Ordu Üniversitesi Rektörü Prof. Dr. Mürtefi Akdoğan üstelik Gümüşhane dağlarından doğan ve Tirebolu’dan Karadeniz’e dökülen Harşit Çayı’nın koyu bir yatağa ve yalman benzeri vadiye sahip olduğunu tabir ederek, bu özellikleriyle Harşit Çayı’nı tabii bire bir engel ve eksen namına ifade etmenin mümkün olduğunu kaydetti.

Bu nedenle 3. Kalabalık Komutanı Vehip Paşa’nın Erzincan-Tirebolu arasına tıpkı iz çekip defans hattını burada konumlandırdığını nâkil Akdoğan, “Antrparantez bu cephe o büyüklüğünde önemlidir kim doğuda Rusları kaplamak için oluşturulmuş akıbet defans hattıdır. Amansız çarpışmaların yaşandığı Harşit cephesinde Osmanlı kalabalık birlikleri ön halkının da yardımıyla Rusları burada durdurmayı başarmıştır. Bundan belde Harşit cephesi tarihçiler tarafından Karadeniz’in Çanakkale’si olarak nitelendirilir.” diye niteleyerek konuştu.

Osmangazi Belediye Reisi Mustafa Dündar ise “göçmen” denildiğinde umumi olarak “Balkanlardan gelenler” adına bilindiğini gördüklerine meni ederek, “Konumuz Doğu Karadeniz’bile Acımasız işgali neticesinde oluşan göçmenlik hareketi ve muhacirliğin esasen yemeden içmeden Balkanlara galiba olmadığı, bir nice bölgede muhacirliği tığ Türklerin, Müslümanların yaşadığını görüyoruz.” ifadelerini kullandı.

Bursa’nın göçmen şehri ve temel kucağı üzere olduğunu dile getiren Dündar, kentin Balkanlardan, Kafkaslardan ve Anadolu’nun değişik yerlerinden göç aldığını aktardı.
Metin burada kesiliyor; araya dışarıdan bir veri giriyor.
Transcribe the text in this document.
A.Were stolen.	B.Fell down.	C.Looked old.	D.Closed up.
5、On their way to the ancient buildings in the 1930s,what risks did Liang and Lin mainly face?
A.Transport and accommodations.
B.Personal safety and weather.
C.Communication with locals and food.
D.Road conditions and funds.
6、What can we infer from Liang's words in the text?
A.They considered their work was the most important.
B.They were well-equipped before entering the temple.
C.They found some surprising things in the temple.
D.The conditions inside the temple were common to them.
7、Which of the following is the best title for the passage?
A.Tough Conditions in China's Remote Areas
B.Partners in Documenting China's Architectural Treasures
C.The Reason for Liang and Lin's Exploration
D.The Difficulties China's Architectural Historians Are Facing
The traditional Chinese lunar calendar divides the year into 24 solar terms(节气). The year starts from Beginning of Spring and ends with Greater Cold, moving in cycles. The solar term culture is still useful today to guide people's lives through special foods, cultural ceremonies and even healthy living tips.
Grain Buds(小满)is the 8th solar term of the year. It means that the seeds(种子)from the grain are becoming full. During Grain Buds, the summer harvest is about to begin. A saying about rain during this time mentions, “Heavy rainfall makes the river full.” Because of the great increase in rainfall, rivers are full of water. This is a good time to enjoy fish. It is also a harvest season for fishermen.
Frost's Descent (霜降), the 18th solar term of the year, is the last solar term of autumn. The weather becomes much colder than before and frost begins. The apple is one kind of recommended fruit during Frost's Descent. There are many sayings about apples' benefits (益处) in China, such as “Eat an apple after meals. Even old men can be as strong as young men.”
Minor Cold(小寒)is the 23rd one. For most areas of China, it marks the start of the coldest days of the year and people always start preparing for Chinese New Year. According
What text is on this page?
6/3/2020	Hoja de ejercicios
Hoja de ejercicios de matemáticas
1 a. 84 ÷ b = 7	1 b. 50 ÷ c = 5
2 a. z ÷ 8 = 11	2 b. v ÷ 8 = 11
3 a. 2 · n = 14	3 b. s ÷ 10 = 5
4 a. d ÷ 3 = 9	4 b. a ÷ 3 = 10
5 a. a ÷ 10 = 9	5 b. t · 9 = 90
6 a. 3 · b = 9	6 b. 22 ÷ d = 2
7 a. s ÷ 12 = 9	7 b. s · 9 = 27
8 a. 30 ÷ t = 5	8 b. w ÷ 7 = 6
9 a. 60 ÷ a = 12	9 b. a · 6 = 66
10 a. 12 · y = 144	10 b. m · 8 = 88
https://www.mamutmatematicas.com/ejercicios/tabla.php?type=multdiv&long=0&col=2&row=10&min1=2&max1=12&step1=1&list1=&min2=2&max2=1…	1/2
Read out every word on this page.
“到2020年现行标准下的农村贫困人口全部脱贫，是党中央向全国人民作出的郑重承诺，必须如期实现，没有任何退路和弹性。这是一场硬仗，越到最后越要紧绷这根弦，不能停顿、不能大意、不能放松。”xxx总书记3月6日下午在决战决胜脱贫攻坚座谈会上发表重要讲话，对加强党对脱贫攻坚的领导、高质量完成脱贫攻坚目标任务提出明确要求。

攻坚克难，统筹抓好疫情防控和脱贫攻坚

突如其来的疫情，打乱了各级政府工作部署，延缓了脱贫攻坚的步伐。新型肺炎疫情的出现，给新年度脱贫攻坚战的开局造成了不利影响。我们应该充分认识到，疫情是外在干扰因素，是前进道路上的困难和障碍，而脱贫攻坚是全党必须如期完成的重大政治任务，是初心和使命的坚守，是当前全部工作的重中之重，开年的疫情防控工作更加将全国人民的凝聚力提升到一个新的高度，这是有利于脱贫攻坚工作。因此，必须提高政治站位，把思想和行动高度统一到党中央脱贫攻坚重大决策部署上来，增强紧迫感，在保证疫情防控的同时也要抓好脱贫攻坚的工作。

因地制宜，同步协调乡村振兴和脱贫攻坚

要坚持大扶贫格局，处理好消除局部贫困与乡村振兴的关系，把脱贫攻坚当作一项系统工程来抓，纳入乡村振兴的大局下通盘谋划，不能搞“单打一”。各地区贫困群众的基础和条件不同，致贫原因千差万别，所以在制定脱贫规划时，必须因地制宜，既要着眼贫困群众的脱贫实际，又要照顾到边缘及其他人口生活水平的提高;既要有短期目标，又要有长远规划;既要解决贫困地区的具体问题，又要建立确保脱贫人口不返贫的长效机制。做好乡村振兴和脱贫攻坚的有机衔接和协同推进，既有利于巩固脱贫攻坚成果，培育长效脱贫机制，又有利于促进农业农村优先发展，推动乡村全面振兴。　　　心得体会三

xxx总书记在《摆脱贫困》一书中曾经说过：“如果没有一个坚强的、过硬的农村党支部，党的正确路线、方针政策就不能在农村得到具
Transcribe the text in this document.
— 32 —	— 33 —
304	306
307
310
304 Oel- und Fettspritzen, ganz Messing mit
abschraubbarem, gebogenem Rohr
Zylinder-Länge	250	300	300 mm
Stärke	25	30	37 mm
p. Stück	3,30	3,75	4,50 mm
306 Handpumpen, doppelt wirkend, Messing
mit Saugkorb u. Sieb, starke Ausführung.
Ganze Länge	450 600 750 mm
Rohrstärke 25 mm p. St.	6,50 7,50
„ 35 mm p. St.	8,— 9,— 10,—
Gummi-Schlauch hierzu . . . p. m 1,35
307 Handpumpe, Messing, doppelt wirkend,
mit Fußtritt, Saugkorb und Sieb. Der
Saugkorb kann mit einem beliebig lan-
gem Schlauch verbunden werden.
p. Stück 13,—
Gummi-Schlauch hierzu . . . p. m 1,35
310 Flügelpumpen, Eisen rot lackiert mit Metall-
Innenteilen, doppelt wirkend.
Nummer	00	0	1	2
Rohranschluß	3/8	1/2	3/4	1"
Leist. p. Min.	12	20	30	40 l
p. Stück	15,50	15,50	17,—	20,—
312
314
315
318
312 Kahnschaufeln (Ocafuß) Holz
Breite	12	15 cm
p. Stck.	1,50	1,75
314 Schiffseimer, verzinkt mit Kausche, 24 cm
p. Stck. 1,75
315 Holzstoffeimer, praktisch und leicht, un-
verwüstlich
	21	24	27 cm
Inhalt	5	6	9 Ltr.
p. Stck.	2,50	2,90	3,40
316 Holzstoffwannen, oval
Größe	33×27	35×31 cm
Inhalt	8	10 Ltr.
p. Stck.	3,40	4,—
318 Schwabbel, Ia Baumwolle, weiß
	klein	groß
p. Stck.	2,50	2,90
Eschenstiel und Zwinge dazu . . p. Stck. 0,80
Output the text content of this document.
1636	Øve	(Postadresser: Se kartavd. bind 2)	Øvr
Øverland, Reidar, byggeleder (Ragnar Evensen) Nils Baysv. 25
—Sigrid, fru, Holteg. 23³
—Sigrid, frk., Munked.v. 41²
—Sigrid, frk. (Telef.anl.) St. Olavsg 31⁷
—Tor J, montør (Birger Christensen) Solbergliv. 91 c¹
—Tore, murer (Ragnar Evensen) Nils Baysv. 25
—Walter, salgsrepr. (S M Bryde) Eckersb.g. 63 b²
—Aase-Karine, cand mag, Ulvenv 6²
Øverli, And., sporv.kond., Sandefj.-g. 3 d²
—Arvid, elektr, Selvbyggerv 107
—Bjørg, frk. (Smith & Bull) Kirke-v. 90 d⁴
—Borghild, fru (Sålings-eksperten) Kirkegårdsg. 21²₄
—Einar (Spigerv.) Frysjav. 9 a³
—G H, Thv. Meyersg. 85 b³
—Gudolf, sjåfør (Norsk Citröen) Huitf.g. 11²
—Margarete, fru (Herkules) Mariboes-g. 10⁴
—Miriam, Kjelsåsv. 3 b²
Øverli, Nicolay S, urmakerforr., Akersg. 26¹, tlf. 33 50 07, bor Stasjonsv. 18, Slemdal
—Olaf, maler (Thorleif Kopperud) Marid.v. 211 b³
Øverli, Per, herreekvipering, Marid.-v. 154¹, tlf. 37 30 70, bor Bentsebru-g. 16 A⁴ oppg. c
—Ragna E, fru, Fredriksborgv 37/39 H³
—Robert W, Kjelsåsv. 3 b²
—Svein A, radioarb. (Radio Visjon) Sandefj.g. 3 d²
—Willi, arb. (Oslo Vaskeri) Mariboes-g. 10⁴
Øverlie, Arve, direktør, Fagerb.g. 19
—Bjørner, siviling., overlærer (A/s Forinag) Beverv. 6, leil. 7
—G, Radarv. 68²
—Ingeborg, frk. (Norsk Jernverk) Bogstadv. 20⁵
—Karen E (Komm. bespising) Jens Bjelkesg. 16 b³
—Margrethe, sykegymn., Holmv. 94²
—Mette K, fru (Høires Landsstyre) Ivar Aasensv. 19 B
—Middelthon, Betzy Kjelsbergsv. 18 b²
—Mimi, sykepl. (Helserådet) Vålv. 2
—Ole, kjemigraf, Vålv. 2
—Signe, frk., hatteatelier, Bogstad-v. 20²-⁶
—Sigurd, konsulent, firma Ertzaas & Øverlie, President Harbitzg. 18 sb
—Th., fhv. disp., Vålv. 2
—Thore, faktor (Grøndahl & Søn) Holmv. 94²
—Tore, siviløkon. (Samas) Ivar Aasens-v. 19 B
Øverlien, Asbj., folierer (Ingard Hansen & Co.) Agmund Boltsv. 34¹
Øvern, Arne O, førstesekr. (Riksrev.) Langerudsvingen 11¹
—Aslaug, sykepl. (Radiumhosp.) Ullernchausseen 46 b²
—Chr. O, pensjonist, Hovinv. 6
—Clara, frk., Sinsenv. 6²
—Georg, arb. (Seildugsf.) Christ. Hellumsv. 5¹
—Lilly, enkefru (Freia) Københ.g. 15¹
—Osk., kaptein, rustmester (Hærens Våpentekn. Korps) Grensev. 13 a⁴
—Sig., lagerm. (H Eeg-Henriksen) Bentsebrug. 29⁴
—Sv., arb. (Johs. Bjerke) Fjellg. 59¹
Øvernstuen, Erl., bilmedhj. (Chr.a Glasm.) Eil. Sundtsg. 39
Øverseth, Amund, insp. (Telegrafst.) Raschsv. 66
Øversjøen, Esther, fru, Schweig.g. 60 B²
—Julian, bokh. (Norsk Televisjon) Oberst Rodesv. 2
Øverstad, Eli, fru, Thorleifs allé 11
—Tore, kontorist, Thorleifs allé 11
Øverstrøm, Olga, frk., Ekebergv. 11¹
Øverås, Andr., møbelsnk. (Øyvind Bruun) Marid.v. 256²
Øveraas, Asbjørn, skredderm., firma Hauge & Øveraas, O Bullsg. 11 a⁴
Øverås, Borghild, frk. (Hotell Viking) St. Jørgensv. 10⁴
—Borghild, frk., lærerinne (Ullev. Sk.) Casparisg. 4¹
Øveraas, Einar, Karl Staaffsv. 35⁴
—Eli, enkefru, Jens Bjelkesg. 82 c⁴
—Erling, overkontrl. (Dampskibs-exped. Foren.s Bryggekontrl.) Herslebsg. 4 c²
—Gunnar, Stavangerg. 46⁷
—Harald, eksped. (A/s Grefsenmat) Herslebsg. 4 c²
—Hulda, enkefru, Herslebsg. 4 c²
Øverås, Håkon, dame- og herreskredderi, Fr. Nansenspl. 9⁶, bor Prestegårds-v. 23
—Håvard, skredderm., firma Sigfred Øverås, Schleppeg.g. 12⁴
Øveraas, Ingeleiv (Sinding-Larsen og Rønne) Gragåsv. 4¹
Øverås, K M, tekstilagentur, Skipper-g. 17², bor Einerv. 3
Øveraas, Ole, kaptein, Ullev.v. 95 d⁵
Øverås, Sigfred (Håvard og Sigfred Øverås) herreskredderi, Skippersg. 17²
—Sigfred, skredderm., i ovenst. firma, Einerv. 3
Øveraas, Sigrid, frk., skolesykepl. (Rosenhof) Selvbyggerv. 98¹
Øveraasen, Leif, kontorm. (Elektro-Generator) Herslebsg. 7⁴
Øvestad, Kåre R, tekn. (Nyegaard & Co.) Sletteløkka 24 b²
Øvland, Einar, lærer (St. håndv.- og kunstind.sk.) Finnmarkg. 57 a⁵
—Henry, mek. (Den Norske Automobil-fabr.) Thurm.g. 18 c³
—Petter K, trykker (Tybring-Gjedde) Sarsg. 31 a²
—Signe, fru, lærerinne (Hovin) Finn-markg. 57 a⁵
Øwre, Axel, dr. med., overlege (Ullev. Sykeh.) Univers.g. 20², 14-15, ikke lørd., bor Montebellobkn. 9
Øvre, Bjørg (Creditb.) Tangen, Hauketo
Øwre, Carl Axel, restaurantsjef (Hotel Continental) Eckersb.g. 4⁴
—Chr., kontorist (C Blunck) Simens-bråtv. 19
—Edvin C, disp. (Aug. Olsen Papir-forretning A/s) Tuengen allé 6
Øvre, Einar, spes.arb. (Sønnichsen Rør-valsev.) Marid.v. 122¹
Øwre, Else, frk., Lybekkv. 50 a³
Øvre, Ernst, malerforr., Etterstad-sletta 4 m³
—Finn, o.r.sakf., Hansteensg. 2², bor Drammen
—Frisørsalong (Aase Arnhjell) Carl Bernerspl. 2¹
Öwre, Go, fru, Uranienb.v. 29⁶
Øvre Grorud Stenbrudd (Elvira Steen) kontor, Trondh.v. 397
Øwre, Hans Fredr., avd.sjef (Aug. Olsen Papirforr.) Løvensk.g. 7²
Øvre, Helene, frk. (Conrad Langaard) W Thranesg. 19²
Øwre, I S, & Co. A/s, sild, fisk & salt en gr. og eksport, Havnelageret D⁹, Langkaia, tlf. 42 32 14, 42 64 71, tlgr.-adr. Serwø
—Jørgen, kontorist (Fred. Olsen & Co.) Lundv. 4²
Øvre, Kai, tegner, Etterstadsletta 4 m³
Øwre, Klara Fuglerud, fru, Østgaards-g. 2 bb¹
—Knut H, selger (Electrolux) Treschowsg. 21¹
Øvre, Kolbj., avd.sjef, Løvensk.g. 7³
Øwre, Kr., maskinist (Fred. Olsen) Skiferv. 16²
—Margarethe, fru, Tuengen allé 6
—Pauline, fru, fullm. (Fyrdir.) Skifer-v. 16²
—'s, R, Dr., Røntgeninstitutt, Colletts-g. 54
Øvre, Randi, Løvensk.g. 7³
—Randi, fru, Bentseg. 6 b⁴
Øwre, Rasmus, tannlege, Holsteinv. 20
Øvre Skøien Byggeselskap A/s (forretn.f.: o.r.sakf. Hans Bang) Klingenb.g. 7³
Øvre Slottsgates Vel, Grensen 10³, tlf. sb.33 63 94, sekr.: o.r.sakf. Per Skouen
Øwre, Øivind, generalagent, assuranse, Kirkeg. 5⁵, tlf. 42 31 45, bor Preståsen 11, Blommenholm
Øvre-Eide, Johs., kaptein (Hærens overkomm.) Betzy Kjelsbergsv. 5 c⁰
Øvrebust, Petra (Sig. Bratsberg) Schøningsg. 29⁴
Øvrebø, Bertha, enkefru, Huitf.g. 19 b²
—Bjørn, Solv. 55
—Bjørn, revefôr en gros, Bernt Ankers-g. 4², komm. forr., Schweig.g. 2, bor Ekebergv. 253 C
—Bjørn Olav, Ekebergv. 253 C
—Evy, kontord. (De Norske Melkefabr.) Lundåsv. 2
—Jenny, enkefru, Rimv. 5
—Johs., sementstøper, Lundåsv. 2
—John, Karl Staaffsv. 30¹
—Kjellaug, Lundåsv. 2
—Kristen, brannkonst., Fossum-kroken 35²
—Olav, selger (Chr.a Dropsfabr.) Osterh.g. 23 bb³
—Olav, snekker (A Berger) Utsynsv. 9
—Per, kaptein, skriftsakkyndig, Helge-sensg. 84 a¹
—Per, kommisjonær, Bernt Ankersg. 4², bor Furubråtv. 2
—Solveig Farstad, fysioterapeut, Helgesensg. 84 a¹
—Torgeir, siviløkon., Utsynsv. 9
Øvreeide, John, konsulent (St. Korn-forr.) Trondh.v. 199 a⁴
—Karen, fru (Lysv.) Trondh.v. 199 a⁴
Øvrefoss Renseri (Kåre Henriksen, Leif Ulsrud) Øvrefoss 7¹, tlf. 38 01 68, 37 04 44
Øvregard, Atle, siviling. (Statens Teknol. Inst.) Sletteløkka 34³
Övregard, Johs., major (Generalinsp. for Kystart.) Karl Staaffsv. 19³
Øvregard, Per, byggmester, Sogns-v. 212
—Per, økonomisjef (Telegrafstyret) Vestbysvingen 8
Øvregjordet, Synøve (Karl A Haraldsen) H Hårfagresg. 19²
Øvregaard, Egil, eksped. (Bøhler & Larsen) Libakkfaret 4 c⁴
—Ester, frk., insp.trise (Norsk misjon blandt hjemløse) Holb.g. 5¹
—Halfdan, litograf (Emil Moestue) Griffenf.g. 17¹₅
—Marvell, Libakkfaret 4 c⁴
Dündar, geçmişte Rusya’nın genişlemesinden kaynaklı barhana hareketi yaşandığını anımsatarak, sözlerini şöyle tamamladı:

“1859-1879 yılları beyninde Kafkasya’yı 2 milyon birey tecezzi etmiştir. Bu göçler sırasında tahminî 300 bin Dindar öldürülmüş, 1,5 milyon güç dahi Osmanlı topraklarına sığınmıştır. 1878-1908 döneminde Bursa’dahi iskan edilen Kırım ve Kafkas göçmenlerinin sayısı 50-60 bin arasındaydı. 1892 yılı kayıtlarına göre Bursa’ya gönderme edilen muhacir sayısı 168 bin 28 dirilik. Bu dönemde Bursa’da iskan edilen göçmenlerin tahminî yüzdelik 34’ünü Katliam ve Kafkasya’dan mevrut göçmenler oluşturmaktadır.”

Konuşmaların ardından sempozyumun koordinatörü Ömer Erdoğan aracılığıyla son bildirgesi okundu. Daha sonraları ise iletişim araçları tanıtım son bildirgesi imza töreni yapıldı.

Sempozyuma Giresun Vali Yardımcısı Muhammet Ekinci, Gün Doğusu Karadeniz Projesi Mıntıka Kalkınma İdaresi Başkanı Melik Gültekin, Sakarya Büyükşehir Belediyesi Genel Sekreteri Mustafa Ak, FİSKOBİRLİK Yönetim Kurulu Başkanı Lütfi Bayraktar, Giresun Orman Havza Müdürü Ahmet Gündüz, Görele Şehremini Miğfer Erener, Doğankent Belediye Reisi Rüşan Gönülden, Güce Şehremini Aytekin Boduroğlu, DOĞRU Tümen Giresun İl Başkanı Kenan Tatlı, çalım müdürleri, sivil topluluk temsilcileri ile akademisyenler katıldı.